1.3.4.11.2 Identify

Identify is a sub-processor of all matching processors except Group and Merge. The purpose of the Identify step of match configuration is to map source attributes to identifiers (see below), which are then used to match records in or between data streams.

Identifers

An identifier is a way of representing and identifying a real-world business entity that needs to be matched - for example a person's name, an address, an inventory item etc.

There are a number of different ways of identifying a business entity, and so a number of different kinds of identifier:

  • System identifiers – used within a system to identify the record or entity. In databases, this is often the Primary Key.

  • Real-world identifiers – attribute(s) of the entity which have meaning outside of the system and are intended to be used to establish identity.

  • Alternative identifiers – attribute(s) of the entity which have meaning outside of the system and can be used to establish identity, although not necessarily intended to do so.

For example, within a system storing information about books, a book could be identified by:

  • A Primary Key (System identifier)

  • Its ISBN (Real-world identifier)

  • A combination of Title, Author and Publication date. (Alternative identifier)

EDQ makes no distinction between these kinds of identifier. Any or all of these types of identifier may be used to identify an entity for matching, either separately or in combination.

In EDQ, one or more attributes of an entity are mapped to an identifier in order to identify that entity.

Identifier Types

Different types of identifier exist so that specialist comparisons can be used to match data of different types, for example, for date comparison or number matching.

Note that the default set of identifier types are the base types (Date, Date Array, String, String Array, Number, and Number Array). These only allow a single attribute from each source data stream to be mapped to them. However, it is possible to extend the set of identifier types to add more specific identifiers and comparisons. For example, an Address identifier type that allows addresses in different structures to be mapped, and which is accompanied by specialist address comparisons.

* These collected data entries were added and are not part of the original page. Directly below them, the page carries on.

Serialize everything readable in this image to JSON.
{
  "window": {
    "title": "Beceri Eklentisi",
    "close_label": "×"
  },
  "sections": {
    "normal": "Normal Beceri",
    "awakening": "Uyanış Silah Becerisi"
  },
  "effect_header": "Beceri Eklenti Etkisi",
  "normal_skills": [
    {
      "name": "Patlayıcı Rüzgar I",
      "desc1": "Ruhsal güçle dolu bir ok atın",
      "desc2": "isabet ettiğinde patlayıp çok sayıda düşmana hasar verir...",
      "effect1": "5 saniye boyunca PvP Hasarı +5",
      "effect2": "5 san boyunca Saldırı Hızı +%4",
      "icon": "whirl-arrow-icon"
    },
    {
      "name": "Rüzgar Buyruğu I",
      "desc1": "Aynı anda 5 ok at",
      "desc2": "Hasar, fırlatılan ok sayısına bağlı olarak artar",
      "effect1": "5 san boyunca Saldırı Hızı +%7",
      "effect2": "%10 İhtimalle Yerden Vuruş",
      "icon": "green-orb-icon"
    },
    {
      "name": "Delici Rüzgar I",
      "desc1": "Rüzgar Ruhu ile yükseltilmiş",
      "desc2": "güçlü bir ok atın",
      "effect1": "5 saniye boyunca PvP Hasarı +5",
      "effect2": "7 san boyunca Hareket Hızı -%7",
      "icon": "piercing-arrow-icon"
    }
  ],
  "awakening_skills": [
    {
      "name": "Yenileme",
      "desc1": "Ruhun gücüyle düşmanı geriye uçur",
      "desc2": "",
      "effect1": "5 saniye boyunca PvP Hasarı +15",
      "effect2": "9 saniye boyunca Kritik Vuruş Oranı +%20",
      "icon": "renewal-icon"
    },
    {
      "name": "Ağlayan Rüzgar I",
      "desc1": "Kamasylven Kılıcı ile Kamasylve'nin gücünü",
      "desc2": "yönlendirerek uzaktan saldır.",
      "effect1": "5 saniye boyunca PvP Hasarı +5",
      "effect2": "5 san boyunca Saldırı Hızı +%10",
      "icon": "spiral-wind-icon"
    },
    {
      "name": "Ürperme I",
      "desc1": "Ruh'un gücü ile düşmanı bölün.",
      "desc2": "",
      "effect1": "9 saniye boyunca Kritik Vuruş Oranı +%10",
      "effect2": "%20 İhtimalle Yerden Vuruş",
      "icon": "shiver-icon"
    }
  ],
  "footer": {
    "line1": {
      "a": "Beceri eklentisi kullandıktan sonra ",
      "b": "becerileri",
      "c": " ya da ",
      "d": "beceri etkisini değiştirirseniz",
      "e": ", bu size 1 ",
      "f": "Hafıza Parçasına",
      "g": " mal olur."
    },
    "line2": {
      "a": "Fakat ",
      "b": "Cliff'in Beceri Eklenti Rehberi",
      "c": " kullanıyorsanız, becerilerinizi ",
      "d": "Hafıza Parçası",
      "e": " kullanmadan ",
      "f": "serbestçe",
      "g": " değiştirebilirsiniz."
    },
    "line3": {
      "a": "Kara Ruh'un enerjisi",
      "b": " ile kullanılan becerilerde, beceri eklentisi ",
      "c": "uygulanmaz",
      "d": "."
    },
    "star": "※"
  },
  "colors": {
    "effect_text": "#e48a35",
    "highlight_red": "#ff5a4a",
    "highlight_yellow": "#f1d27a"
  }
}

The String Array allows a simple string to be matched against a string array or a string array with another string array. The same is applicable for both the Number Array and the Date Array.

Use

Use the Identify configuration step to map the attributes that you want to match to identifiers. Identifiers are then used in clustering and matching.

This allows you to resolve any differences in attribute names between data streams. For example, the attributes lname in one data stream, and SURNAME in another data stream could both be mapped to a surname identifier.

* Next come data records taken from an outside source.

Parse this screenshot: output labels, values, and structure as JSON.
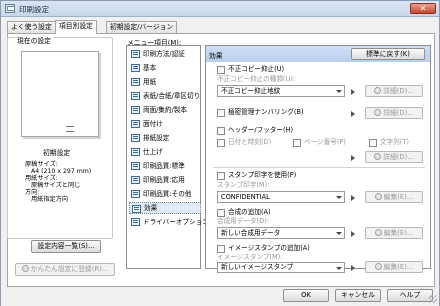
{
  "window": {
    "title": "印刷設定"
  },
  "tabs": [
    {
      "label": "よく使う設定"
    },
    {
      "label": "項目別設定"
    },
    {
      "label": "初期設定/バージョン"
    }
  ],
  "current_settings": {
    "group_title": "現在の設定",
    "name": "初期設定",
    "info_lines": [
      "原稿サイズ:",
      "A4 (210 x 297 mm)",
      "用紙サイズ:",
      "原稿サイズと同じ",
      "方向:",
      "用紙指定方向"
    ],
    "list_button": "設定内容一覧(S)...",
    "register_button": "かんたん設定に登録(R)..."
  },
  "menu": {
    "label": "メニュー項目(M):",
    "items": [
      "印刷方法/認証",
      "基本",
      "用紙",
      "表紙/合紙/章区切り",
      "両面/集約/製本",
      "面付け",
      "排紙設定",
      "仕上げ",
      "印刷品質:標準",
      "印刷品質:応用",
      "印刷品質:その他",
      "効果",
      "ドライバーオプション"
    ],
    "selected": "効果"
  },
  "effects": {
    "header": "効果",
    "reset_button": "標準に戻す(K)",
    "copy_guard": {
      "label": "不正コピー抑止(U)",
      "sub_label": "不正コピー抑止の種類(U):",
      "value": "不正コピー抑止地紋",
      "details": "詳細(D)..."
    },
    "secret_numbering": {
      "label": "極密管理ナンバリング(B)",
      "details": "詳細(D)..."
    },
    "header_footer": {
      "label": "ヘッダー/フッター(H)",
      "date": "日付と時刻(D)",
      "page": "ページ番号(P)",
      "text": "文字列(T)",
      "details": "詳細(D)..."
    },
    "stamp": {
      "label": "スタンプ印字を使用(P)",
      "sub_label": "スタンプ印字(M):",
      "value": "CONFIDENTIAL",
      "edit": "編集(E)..."
    },
    "overlay": {
      "label": "合成の追加(A)",
      "sub_label": "合成用データ(D):",
      "value": "新しい合成用データ",
      "edit": "編集(E)..."
    },
    "image_stamp": {
      "label": "イメージスタンプの追加(A)",
      "sub_label": "イメージスタンプ(M):",
      "value": "新しいイメージスタンプ",
      "edit": "編集(E)..."
    }
  },
  "dialog_buttons": {
    "ok": "OK",
    "cancel": "キャンセル",
    "help": "ヘルプ"
  }
}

Note that when matching more than one data stream (for example, when linking), you can match an attribute in one data stream against more than one attribute in another data stream by creating two identifiers. This allows you to overcome any issues with data entered in the wrong fields, within the matching process.

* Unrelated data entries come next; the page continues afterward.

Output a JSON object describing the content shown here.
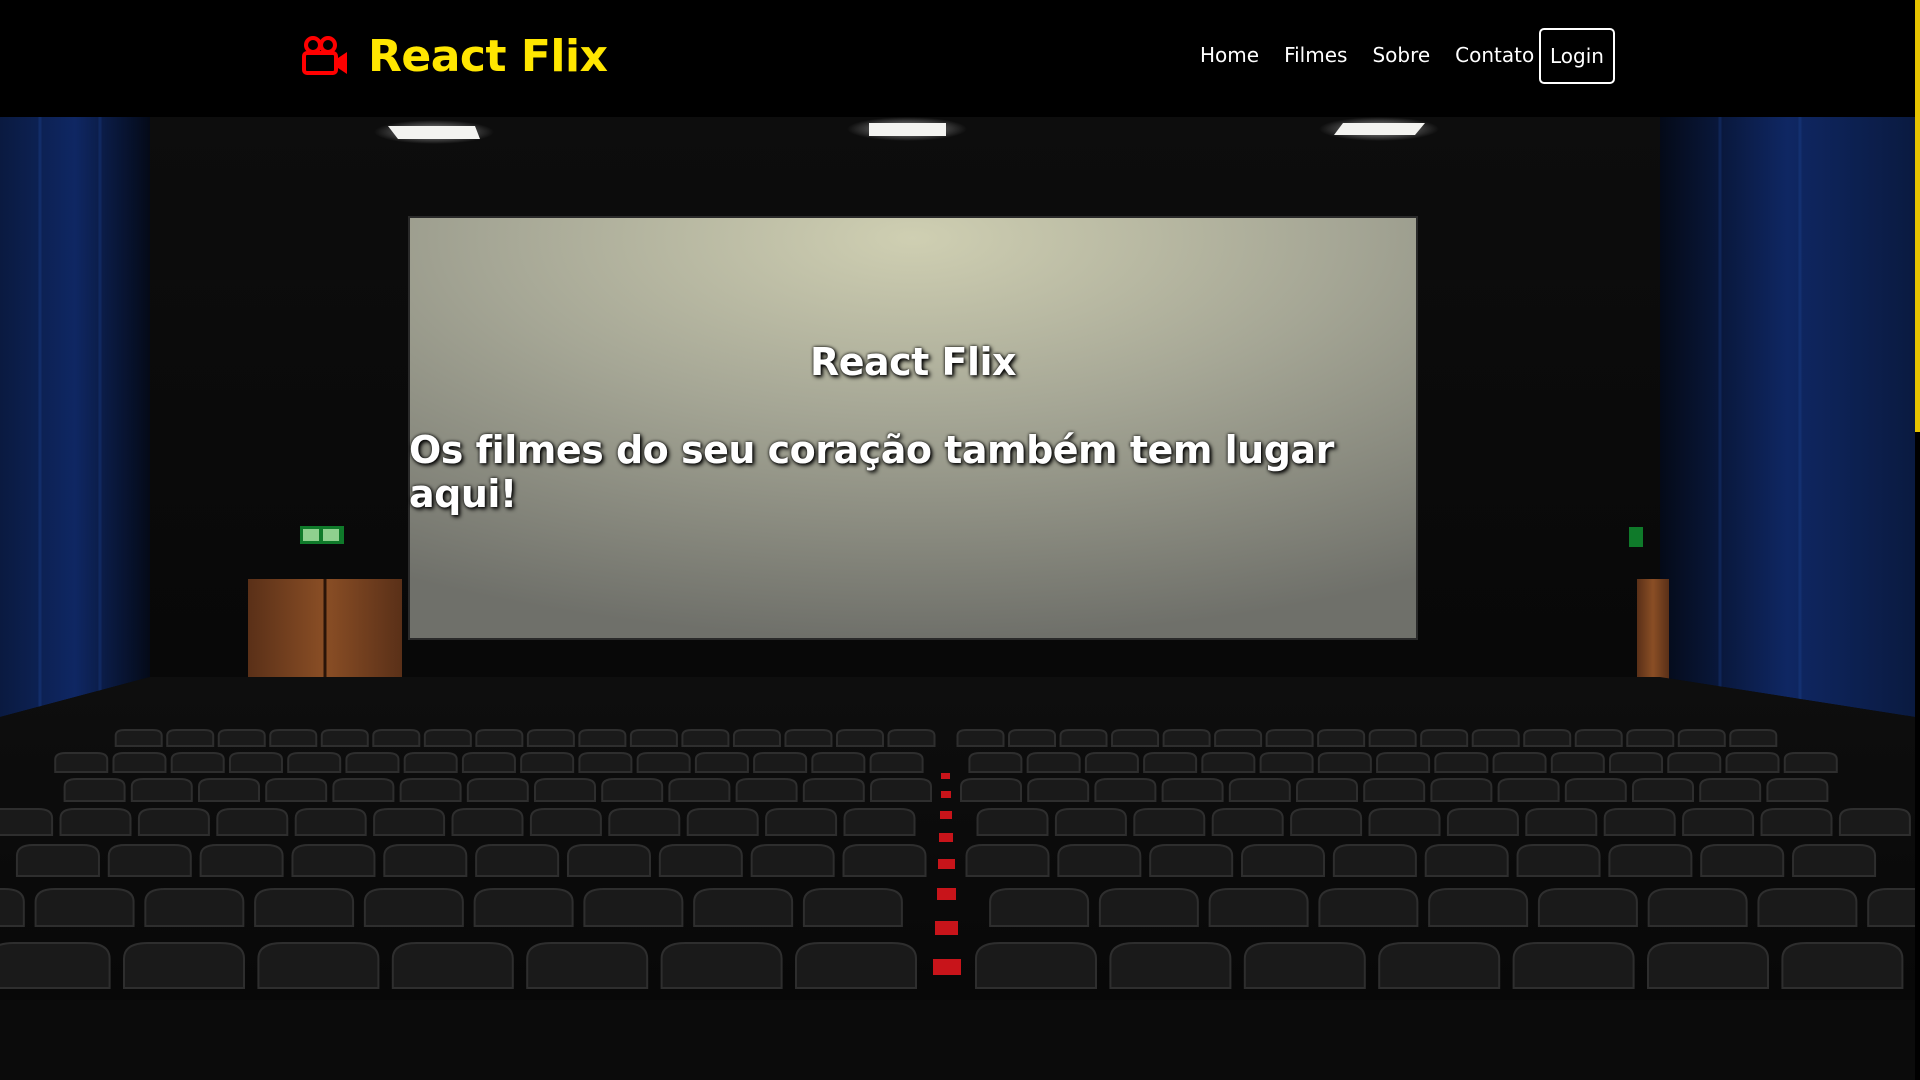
{
  "brand": {
    "name": "React Flix",
    "icon": "video-camera-icon",
    "icon_color": "#ff0000",
    "text_color": "#ffe600"
  },
  "nav": {
    "links": [
      {
        "label": "Home"
      },
      {
        "label": "Filmes"
      },
      {
        "label": "Sobre"
      },
      {
        "label": "Contato"
      }
    ],
    "login_label": "Login"
  },
  "hero": {
    "title": "React Flix",
    "subtitle": "Os filmes do seu coração também tem lugar aqui!",
    "background": "cinema-auditorium-image"
  },
  "scrollbar": {
    "thumb_color": "#e6c300",
    "scroll_fraction": 0.4
  }
}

Identifiers may be added in two ways:

  • From the configuration view panel, with the Input sub-processor selected

  • From within the Identify sub-processor

When working with a single data stream, such as in a Deduplicate match processor, it is simplest to add the identifiers directly from the configuration panel when viewing the input attributes. When working with multiple data streams, such as in a Consolidate, Link or Enhance match processor, attributes from each data stream will need to be mapped to the identifiers in the Identify dialog. In this case, you might first create the required identifiers from the input attributes view, but you will need to open the Identify dialog above to map them.

Auto-Mapping Identifiers

Auto-Map functionality is available both within the Identify sub-processor and from the configuration view panel when the Input sub-processor is selected.

Auto-Map is of most use when you want to create identifiers for all the attributes in the input data streams, and a consistent naming convention is in use. Auto-Map creates an identifier for each unique attribute name found in all the working and reference data input streams, and maps all input attributes with that name to the appropriate name.